Мальчик слегка расставил ноги, заложил руки за спину и смотрел ощетиненно – так же, как случалось глядеть на обидчиков Симке. И Симка сразу ощутил к нему дружеские чувства.
Книжку он буквально проглотил. Читал Симка в ту пору уже очень неплохо и одолел к первому классу немало книжек, но это были в основном сказки да еще «Приключения Буратино». А повесть про маленького американца Тони с длинной фамилией Мак-Тэвиш Ливи оказалась первой серьезной книгой в жизни Симки Стеклова. Впрочем, и она была во многом сказочной и совсем тоненькой, но Симке в ту пору показалась большим романом – столько удивительных (иногда печальных, но с хорошим концом) событий в нее вместилось… И потом Симка перечитывал ее много раз. А прошлой весной, незадолго до поездки в Ленинград (главного события в Симкиной жизни!), тетушка Нора Аркадьевна увидела эту книжку и сказала:
– Ты, голубчик, держи ее подальше от чужих глаз. На всякий случай.
– Почему?! – изумился и обиделся за своего друга Тони Симка.
– Потому что Говард Фаст, который раньше считался борцом за мир, лауреатом Сталинской премии и самым-самым прогрессивным писателем Америки, нынче неугоден нашей власти.
– Господи, что случилось-то? – встревожилась мама. Конечно, не за Говарда Фаста, а за Симку.
– Ну, Анна Серафимовна, вам-то следовало бы знать. Случилось примерно то же, что совсем недавно с Пастернаком. Попал в немилость в силу своих излишне самостоятельных взглядов. Вы же знаете про венгерские события в пятьдесят шестом году. Фаст, как и многие наши бывшие друзья на Западе, оказался отнюдь не на стороне Советского Союза, защищавшего в Венгрии… это самое… свободу и демократию.
Мама быстро сказала:
– Сима, убери на заднюю полку… И шел бы гулять, рано тебе слушать про такое.
Но Симка не пошел. Потому что про «такое» слышал он и раньше. Про венгерское восстание – от соседа дяди Миши, который в том году служил под Будапештом. (Он говорил, хлебнувши лишнего: «Черт разберет, кто тогда был прав, кто виноват, палили друг в друга. Вчера был друг, а нынче, глядишь, изменник проклятый…» И его жена тетя Тома прогоняла его с крыльца в дом веником: «Уйми язык свой поганый!»)

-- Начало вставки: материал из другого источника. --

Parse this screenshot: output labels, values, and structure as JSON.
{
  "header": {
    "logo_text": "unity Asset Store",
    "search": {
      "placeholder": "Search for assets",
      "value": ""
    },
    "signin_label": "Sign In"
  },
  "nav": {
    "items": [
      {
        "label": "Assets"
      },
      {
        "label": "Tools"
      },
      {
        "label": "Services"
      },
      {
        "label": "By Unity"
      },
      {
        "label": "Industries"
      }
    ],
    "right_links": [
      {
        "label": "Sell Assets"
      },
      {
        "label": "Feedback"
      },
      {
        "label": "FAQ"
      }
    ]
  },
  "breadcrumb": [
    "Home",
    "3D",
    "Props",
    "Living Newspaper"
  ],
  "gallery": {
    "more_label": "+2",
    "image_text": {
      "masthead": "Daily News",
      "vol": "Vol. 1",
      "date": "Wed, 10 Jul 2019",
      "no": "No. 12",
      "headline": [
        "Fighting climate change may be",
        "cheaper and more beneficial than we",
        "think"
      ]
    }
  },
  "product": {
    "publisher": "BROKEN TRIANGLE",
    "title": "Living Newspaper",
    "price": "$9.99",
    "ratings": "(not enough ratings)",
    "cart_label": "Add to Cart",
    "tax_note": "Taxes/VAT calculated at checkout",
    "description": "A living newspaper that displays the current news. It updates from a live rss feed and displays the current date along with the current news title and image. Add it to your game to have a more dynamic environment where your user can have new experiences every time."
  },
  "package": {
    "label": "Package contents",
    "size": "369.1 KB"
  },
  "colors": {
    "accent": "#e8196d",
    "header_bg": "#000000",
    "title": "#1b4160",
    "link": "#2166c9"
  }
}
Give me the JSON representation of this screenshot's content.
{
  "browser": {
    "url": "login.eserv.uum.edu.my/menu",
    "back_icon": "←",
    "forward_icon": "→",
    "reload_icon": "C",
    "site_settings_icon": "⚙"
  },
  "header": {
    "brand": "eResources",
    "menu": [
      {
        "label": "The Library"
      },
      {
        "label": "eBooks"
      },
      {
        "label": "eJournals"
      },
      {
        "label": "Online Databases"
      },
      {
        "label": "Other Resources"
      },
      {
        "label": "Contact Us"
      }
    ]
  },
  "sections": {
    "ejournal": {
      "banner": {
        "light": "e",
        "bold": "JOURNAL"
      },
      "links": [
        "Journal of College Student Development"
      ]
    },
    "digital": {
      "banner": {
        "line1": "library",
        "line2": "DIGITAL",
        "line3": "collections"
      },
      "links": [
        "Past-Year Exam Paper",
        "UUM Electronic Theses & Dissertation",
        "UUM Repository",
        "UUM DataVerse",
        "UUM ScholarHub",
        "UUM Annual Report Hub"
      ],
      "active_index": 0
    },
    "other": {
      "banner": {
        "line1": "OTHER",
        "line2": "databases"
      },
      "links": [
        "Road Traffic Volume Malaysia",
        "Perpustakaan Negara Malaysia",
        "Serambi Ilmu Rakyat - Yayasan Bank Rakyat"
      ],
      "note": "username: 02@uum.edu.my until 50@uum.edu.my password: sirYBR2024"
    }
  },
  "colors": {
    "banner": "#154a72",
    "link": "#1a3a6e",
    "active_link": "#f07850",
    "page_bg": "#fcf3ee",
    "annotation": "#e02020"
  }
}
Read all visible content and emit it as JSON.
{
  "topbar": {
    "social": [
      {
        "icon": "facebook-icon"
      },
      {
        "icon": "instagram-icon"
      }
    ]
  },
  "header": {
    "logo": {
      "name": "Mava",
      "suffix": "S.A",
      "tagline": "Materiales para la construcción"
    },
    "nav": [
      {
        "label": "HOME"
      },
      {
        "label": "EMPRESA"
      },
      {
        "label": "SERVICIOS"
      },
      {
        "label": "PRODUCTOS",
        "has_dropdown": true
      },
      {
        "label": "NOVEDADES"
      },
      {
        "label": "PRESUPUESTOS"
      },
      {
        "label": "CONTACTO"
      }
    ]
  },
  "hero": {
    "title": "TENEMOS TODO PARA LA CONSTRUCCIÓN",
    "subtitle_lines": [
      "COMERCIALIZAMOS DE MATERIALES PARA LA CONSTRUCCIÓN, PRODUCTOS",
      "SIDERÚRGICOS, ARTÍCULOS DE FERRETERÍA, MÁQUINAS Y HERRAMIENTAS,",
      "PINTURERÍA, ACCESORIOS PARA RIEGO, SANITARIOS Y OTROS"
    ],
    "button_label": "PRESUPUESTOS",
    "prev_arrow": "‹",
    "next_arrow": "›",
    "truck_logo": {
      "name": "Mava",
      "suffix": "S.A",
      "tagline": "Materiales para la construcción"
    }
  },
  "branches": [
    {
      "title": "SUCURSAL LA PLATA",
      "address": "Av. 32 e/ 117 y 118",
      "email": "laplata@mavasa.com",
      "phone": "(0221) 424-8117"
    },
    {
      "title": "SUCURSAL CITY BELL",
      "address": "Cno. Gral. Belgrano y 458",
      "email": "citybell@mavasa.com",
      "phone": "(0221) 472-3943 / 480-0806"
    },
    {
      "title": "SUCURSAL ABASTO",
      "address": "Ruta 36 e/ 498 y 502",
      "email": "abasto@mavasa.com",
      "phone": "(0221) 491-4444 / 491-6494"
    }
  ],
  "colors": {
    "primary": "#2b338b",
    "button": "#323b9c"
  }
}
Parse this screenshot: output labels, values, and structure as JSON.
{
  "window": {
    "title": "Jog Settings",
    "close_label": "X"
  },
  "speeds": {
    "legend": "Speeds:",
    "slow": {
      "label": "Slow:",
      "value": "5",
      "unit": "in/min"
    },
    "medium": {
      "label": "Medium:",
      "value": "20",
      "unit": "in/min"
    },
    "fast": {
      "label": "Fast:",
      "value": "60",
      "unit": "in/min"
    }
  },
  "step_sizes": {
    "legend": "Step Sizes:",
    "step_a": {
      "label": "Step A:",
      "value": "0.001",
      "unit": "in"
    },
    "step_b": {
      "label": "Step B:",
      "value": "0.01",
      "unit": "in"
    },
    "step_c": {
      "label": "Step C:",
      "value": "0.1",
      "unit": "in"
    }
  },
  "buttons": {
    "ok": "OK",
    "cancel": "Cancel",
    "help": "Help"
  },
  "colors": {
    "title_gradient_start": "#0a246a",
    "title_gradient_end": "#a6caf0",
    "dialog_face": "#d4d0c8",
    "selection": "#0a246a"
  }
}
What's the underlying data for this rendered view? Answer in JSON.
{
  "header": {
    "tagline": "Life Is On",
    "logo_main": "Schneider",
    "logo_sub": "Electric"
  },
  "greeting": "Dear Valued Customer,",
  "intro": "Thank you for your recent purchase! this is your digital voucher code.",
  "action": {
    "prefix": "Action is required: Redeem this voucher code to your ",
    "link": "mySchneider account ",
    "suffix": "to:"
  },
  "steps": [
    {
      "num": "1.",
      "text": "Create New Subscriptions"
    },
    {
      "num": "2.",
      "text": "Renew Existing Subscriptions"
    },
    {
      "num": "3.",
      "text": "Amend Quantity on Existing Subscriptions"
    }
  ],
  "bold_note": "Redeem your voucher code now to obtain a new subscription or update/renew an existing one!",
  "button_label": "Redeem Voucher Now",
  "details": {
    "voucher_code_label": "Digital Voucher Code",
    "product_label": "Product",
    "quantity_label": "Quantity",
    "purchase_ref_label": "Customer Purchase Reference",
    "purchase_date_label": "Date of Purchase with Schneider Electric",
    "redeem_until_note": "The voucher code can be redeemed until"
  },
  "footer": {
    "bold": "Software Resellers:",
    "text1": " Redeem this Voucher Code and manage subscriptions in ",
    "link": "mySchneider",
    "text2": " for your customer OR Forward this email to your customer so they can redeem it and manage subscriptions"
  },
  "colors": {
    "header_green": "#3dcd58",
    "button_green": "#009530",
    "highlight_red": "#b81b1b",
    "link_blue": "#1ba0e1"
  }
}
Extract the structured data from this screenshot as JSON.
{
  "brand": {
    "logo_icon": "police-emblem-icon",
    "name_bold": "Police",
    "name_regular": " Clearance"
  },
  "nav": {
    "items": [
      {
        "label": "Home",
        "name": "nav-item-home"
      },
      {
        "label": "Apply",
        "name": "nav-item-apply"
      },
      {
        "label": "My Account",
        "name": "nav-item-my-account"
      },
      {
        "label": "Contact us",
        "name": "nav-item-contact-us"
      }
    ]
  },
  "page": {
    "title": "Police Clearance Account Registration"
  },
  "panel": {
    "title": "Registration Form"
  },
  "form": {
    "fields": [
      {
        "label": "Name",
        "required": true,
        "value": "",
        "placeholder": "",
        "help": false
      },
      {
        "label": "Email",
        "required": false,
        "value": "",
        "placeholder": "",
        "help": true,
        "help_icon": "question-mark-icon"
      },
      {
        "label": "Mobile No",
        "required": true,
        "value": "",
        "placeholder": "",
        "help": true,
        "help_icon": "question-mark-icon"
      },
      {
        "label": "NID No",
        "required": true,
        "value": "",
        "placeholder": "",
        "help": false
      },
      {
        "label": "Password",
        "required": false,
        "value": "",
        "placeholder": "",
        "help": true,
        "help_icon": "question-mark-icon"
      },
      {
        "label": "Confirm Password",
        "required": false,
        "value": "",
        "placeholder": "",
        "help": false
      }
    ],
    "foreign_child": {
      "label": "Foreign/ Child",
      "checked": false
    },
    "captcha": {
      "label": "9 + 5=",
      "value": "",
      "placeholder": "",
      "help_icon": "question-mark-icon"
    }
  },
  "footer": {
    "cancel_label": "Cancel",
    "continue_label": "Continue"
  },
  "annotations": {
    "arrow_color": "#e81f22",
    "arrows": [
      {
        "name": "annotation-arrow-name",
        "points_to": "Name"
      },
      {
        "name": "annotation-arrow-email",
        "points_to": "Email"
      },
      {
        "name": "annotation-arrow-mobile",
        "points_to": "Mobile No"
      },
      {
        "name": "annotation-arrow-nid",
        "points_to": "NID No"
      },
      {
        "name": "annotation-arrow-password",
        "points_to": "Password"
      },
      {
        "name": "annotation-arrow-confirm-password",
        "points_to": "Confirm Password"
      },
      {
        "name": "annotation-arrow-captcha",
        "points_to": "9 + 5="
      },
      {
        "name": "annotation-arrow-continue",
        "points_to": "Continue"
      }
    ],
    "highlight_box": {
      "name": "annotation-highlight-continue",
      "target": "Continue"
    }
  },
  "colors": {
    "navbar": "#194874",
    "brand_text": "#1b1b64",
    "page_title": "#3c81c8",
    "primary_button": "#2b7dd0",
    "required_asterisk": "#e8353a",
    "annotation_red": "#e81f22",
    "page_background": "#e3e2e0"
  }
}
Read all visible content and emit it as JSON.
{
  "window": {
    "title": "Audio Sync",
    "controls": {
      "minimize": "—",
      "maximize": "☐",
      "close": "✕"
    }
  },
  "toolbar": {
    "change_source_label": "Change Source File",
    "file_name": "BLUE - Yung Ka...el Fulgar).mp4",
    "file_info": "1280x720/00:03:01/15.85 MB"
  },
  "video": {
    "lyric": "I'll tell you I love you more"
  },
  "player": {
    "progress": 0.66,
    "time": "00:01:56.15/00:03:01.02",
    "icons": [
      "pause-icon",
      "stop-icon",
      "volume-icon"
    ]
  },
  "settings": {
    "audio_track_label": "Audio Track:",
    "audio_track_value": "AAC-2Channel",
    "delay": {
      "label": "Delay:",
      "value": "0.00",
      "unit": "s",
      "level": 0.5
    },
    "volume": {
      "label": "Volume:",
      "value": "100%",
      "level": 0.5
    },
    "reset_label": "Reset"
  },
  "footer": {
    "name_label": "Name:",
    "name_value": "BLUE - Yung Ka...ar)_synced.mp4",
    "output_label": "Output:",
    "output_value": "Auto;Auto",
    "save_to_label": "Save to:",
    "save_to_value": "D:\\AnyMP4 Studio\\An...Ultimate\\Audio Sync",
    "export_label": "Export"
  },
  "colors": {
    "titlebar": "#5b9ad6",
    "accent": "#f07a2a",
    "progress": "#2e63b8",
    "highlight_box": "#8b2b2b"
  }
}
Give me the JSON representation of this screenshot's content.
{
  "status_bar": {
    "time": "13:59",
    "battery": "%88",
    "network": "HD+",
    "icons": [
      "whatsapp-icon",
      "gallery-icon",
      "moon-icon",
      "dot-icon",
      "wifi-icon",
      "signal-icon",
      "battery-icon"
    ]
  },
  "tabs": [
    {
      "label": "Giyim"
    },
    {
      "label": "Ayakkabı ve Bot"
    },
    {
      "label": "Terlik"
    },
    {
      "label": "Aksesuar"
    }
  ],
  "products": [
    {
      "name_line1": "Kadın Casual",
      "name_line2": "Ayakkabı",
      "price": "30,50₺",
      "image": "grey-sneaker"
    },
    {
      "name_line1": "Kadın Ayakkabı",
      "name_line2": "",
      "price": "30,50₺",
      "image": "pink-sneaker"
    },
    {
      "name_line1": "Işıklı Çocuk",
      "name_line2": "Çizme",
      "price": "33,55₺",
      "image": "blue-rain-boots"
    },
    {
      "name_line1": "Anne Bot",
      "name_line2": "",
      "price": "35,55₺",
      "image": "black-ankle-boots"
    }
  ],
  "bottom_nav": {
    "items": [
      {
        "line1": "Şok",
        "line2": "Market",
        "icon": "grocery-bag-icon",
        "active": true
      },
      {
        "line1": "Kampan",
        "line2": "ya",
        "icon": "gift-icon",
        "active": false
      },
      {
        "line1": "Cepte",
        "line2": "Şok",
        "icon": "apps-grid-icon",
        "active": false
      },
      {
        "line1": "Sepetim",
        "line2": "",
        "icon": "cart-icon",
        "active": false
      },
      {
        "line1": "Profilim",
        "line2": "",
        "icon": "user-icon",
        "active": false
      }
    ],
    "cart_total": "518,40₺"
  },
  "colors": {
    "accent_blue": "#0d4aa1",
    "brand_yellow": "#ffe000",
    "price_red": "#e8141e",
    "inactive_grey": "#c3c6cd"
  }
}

И про писателя Пастернака Симка слыхал. Мама и Нора Аркадьевна несколько раз спорили о его романе про какого-то доктора со странной фамилией Живаго. Обе они эту книгу не читали (ее печатали только за границей, у капиталистов), однако Нора Аркадьевна была уверена, что роман гениальный. А мама говорила, что судить можно лишь тогда, когда прочитаешь. Вот стихи Пастернака она читала и совсем не уверена в их гениальности. Наоборот, многие из них кажутся ей непонятными. Нора Аркадьевна пожимала плечами и прекращала разговор. Наверно, вести литературные беседы с читательницей, у которой нет высшего образования, она полагала бесполезным. Но вслух этого не говорила, поскольку была интеллигентна и не считала возможным уязвлять в споре жену своего покойного брата…
Ну вот, Симка слова Норы Аркадьевны принял к сведению, но любить книжку про Тони не перестал. И сейчас решил доверить ее Соне, хотя с точки зрения здравого смыла это было полным головотяпством.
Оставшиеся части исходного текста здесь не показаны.